Dr Steven Gray

Dr Steven Gray


Steven Gray graduated from Trinity College Dublin in 1992. He joined the laboratory of Tomas J. Ekstrom at the Karolinska Institute (Sweden) in 1996 and received his PhD in 2000 (Thesis Title: The IGF-axis in liver disease: Modulation of expression by histone deacetylase inhibitors). He moved to the Van Andel Research Institute in Michigan, USA where he continued his studies on the therapeutic potential of histone deacetylase inhibitors in the treatment of cancer. He also spent some time as a visiting fellow at Harvard Medical School, Boston working on epigenetic therapies for neurodegenerative disease. Returning to Europe, Dr Gray spent some time at the German Cancer Research Centre (DKFZ - Heidelberg), and subsequently moved to Copenhagen to work for Novo Nordisk as part of the research team of Prof Pierre De Meyts at the Hagedorn Research Institute working on epigenetic mechanisms underpinning diabetes pathogenesis.
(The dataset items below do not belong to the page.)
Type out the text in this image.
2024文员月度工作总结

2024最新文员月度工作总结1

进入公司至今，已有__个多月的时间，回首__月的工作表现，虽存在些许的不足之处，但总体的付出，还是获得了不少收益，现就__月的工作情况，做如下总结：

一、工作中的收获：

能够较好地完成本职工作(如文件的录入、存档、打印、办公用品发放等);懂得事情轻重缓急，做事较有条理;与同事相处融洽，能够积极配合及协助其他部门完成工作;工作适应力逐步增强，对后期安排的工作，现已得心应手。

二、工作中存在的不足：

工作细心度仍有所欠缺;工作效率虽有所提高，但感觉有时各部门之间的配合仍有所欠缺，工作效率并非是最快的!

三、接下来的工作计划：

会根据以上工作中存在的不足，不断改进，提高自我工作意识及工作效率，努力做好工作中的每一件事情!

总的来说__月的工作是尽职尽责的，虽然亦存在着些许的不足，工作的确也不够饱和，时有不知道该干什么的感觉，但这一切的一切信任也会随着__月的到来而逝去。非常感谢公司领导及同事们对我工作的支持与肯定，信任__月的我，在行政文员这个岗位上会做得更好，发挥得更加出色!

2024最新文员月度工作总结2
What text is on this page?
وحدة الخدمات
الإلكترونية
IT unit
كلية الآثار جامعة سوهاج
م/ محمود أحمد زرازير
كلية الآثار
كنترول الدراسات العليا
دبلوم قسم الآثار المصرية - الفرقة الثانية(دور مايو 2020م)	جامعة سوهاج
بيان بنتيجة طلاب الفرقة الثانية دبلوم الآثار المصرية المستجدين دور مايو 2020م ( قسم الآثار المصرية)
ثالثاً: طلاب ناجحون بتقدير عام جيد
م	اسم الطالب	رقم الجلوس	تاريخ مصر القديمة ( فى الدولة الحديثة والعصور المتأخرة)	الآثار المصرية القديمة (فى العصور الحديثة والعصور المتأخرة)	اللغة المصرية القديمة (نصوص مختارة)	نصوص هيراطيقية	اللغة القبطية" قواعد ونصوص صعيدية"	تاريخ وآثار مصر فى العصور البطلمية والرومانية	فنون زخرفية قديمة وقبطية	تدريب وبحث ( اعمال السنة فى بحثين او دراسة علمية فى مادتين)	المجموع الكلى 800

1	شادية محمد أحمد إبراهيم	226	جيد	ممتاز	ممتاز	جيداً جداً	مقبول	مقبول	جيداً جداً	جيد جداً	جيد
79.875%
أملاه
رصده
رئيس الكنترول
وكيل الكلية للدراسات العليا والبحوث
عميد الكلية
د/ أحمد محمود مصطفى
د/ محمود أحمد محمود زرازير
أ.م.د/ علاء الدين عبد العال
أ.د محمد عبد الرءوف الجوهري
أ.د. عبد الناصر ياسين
Dr Gray is currently a senior clinical scientist at St James's Hospital at the Thoracic Oncology Research Group at St. James's Hospital headed by Dr. Sinead Cuffe and Professor Stephen Finn. He holds adjunct positions at both Trinity College Dublin (adjunct assistant professorship with the Dept of Clinical Medicine), and at DIT (adjunct senior lecturer, School of Biology). Dr. Gray has published over 85 peer-reviewed articles, 11 book chapters and has edited 1 book. He is a founding member on the editorial board of the journal Clinical Epigenetics, and sits on the editorial boards of several International peer-reviewed journals. He frequently reviews grant applications from many International funding bodies and regularly conducts scientific peer-reviews for various research publications. Currently Dr Gray’s research is focussed on: 1. Receptor Tyrosine Kinases RTKs as potential therapeutic targets for the treatment of mesothelioma 2. Epigenetic mechanisms underpinning drug resistance in lung cancer. 3. Targeting Epigenetic Readers, Writers and Erasers for the treatment of Mesothelioma and Thoracic malignancy 4. Circulating Tumour Cells 5. non-coding RNA repertoires in Mesothelioma and Thoracic malignancy.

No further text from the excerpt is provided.